Pero se veía más sano y más guapo.

Zhao Chuchu también descubrió que algunas chicas del pueblo habían estado mirando a Xie Heng e incluso se atrevían a enviarle regalos.

—Hermano Xie Heng, he oído que Chuchu no sabe cocinar.

Esta es una tortita que he hecho.

Por favor, pruébala —la chica se sonrojó, detuvo a Xie Heng cuando no había nadie cerca y le entregó la cesta—.

Si te gusta, te la haré mañana.

Zhao Chuchu, que casualmente estaba buscando algunas hierbas comunes no muy lejos, se quedó sin palabras.

¡La esposa de Xie Heng estaba justo ahí!

Y hasta dijo algo para dar a entender que Zhao Chuchu no era tan buena como ella.

Xie Heng retrocedió un paso y dijo:
—No, gracias.

Chuchu cocina muy bien, y me encanta su comida.

Además, estoy casado, y deberías mantenerte alejada de mí.

Cuando la chica oyó las palabras, su cara se puso roja, y sintió ganas de llorar.

—Hermano Xie Heng…

Xie Heng se mantuvo impasible.

Dijo con firmeza:
—Solo tengo un hermano, Xie Jun.

No me llames hermano o Chuchu se enfadará.

Zhao Chuchu casi se echó a reír.

Estaba encantada de ver que Xie Heng había rechazado a la chica.

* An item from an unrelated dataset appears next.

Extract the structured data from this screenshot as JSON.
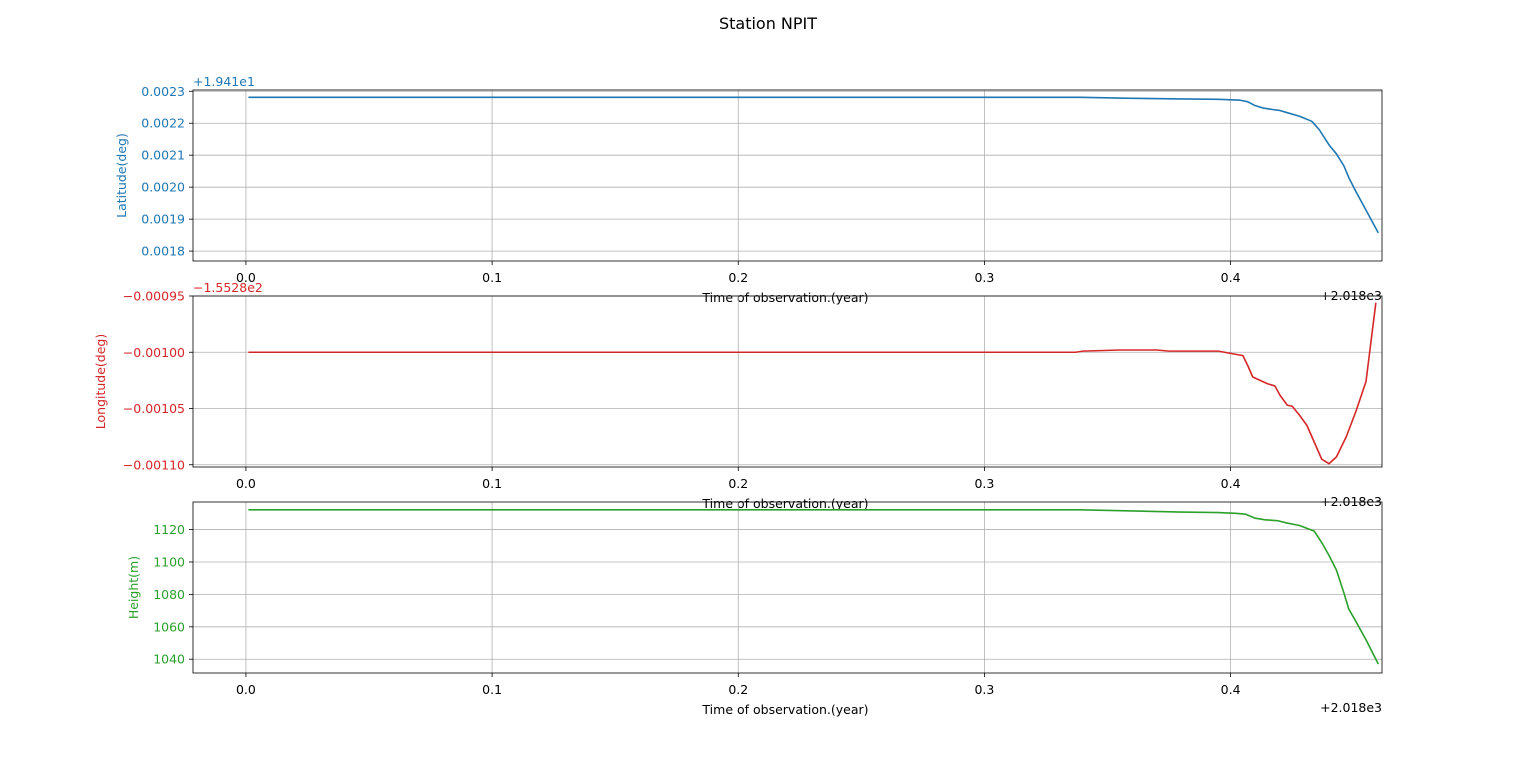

—¿Por qué es Chuchu tan autoritaria?

Yo nunca sería así.

—Por eso no me casé contigo.

La chica no supo qué decir.

—Es que me gusta que sea autoritaria.

La chica se quedó en silencio.

—Busca a alguien que esté dispuesto a ser tu hermano para que pruebe tu tortita.

—Hermano Xie Heng, antes no eras así.

—Bueno, entonces es que estaba ciego.

Xie Heng asintió con seriedad.

La chica estaba tan enfadada que no podía decir ni una palabra.

—¡Tú!

Tartamudeó un rato y no dijo nada.

—A Zhao Chuchu no le gustas en absoluto.

¡Ganó una recompensa de la corte imperial y en lugar de dejarte leer te pide que trabajes en el campo!

—Ah, es que me compró con un dulce —Xie Heng presumió de dos trozos de chocolate envueltos en un paquete exquisito.

A la chica le faltó el aire y sintió que no podía respirar.

Zhao Chuchu casi no pudo contener la risa.

No sabía que Xie Heng fuera tan ingenuo.

¿Realmente había renacido?

—Xie Heng, no tienes que enfadarme a propósito.

Sé que es porque al principio no quise casarme contigo.

Siempre y cuando te divorcies de Zhao Chuchu ahora, puedo hacer como si no hubiera pasado nada y casarme contigo.

Xie Heng se quedó sin palabras por un segundo.

Retrocedió unos pasos, frunció el ceño y miró a la chica.

—Solo quiero casarme con una mujer buena, y Chuchu es muy buena.

¿Por qué crees que me casaría con una mujer que acosa a Junjun en secreto?

No he querido meterme contigo por eso.

No creas que me gustas.

Solo que no quería avergonzarte delante de la gente.

Xie Heng la miró entonces con ojos fríos y un aura dominante.

La chica no pudo evitar un escalofrío.

Instintivamente retrocedió, temblando.

Xie Heng dijo fríamente:
—No siempre soy tan bondadoso.

Si vas a Chuchu a decirle tonterías, te arrepentirás.

¿Entendido?

La intención asesina en sus ojos era más de lo que esta chica podía soportar.

—¡Sí, sí!

—estaba muy asustada por Xie Heng.

—Bien.

Ahora lárgate y no vuelvas a hacer esto —dijo Xie Heng justo antes de marcharse.